Labour recently rowed back on proposed protections for part-time workers, yet Starmer deplores the “gig” economy and seems baffled that many people prefer flexible working — often combined with caring, education or running a business — to the 20th-century norms this “son of a toolmaker” harks back to. Search for more meaningful sound bites or clear policy and you’ll struggle. What would he do to stop the small boats, cut waiting lists, make the UK more energy independent and avoid the next cost-of-living crisis? Where is he on China? Or even Europe?

The latter is interesting as Sir Keir keeps telling us that the UK’s future lies “outside the EU” and suggesting Brexit might turn out beautifully if its implementation was in his hands, not those of someone who campaigned for it — like Rishi Sunak.

At one level, this is a mature acceptance of reality. I wish we hadn’t left but the people voted for it so we have to make it work. But I’m pretty sure I’m in good company in suspecting Sir Keir’s sincerity on this. If such an ardent opponent of Brexit is now an advocate his principles seem less robust than he’d like us to think.

And if he still harbours ambitions to take Britain back to some form of single market let him say it.

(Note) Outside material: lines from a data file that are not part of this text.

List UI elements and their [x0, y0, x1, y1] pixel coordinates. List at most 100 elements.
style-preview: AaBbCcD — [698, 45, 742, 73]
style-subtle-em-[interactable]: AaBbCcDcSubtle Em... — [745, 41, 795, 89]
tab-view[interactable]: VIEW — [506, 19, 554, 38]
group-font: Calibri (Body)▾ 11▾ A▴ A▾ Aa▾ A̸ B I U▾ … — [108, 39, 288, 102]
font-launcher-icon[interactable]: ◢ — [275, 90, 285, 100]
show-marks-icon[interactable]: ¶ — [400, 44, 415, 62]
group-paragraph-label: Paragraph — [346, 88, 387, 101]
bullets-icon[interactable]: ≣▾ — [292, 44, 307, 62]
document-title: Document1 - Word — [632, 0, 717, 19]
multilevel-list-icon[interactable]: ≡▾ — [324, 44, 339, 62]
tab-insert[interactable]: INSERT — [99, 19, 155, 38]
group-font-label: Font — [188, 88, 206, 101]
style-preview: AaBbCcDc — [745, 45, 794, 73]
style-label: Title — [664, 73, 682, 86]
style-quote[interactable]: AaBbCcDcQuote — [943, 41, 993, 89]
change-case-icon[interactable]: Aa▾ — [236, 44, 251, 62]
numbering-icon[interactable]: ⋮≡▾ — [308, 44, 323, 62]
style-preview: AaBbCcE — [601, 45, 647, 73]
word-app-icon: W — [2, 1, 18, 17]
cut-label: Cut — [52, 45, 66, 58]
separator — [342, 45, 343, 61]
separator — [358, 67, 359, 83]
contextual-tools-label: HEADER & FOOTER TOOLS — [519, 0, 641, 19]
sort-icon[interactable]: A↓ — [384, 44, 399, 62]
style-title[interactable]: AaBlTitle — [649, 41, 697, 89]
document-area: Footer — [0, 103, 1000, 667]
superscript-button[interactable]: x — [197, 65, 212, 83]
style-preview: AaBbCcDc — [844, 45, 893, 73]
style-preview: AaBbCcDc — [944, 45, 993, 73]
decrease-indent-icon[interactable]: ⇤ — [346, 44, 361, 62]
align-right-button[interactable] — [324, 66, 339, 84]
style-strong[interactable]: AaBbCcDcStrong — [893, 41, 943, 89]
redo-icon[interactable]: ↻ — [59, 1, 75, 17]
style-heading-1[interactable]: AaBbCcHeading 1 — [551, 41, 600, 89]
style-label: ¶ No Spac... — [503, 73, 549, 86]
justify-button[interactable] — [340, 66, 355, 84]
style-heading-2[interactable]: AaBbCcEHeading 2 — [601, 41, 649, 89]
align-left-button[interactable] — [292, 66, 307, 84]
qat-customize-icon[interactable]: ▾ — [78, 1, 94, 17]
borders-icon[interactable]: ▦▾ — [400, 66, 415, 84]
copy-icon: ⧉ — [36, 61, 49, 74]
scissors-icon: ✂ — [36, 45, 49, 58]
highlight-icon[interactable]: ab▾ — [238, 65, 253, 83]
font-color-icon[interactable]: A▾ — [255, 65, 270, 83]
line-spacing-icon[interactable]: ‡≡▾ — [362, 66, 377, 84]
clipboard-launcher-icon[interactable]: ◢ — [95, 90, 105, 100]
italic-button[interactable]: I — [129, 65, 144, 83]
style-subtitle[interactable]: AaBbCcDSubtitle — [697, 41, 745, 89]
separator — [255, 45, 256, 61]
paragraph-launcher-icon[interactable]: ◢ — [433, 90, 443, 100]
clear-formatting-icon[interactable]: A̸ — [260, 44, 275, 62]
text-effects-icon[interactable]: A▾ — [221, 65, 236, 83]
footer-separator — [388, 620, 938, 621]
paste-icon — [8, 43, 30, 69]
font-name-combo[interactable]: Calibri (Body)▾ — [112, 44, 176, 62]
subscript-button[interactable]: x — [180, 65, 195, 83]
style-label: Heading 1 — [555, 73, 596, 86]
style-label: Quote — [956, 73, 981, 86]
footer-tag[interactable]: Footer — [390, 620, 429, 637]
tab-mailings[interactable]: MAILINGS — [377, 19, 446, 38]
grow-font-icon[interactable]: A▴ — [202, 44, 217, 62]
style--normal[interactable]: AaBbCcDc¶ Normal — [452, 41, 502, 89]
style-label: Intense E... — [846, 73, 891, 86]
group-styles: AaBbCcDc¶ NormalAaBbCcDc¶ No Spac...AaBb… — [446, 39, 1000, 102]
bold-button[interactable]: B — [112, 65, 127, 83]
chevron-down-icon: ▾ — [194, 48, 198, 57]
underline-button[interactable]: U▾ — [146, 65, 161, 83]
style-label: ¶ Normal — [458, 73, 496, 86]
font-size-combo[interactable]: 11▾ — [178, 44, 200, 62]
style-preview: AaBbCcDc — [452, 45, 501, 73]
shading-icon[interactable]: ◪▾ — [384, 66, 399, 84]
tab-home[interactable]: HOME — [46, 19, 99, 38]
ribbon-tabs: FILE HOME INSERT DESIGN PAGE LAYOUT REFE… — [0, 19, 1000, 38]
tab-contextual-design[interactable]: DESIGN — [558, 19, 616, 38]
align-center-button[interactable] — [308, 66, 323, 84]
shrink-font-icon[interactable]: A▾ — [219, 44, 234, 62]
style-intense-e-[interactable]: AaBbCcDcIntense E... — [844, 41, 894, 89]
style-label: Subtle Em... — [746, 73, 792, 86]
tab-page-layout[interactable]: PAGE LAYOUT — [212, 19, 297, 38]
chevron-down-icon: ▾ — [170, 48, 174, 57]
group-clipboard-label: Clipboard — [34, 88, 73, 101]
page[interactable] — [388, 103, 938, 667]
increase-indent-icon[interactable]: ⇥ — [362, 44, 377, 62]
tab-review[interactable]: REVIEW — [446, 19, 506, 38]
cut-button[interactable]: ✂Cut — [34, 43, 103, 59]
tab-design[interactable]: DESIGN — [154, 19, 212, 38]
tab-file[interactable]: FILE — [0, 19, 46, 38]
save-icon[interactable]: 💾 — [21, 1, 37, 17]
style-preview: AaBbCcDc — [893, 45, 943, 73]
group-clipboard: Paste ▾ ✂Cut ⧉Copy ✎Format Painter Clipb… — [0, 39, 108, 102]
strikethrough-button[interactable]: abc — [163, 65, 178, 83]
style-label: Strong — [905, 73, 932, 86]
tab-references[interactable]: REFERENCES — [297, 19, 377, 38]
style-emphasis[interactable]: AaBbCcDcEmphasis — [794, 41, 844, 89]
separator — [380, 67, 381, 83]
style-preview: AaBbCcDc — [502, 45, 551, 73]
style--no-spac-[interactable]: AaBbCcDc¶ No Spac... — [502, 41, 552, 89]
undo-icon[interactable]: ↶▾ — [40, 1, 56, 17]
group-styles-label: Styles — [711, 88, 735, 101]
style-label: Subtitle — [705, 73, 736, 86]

Many would welcome that, and others might be persuaded that there is more backbone and vision to this otherwise vague opposition leader.

If not — what’s the point in change next year? There is no pendulum that magically swaps allegiances from one side to the other, nor a law of physics that says it’s Labour’s turn.

A lot rests on one man, and if he is to seal the deal with the electorate he needs to raise his game this conference season or Blair will remain the last Labour leader actually to win a general election.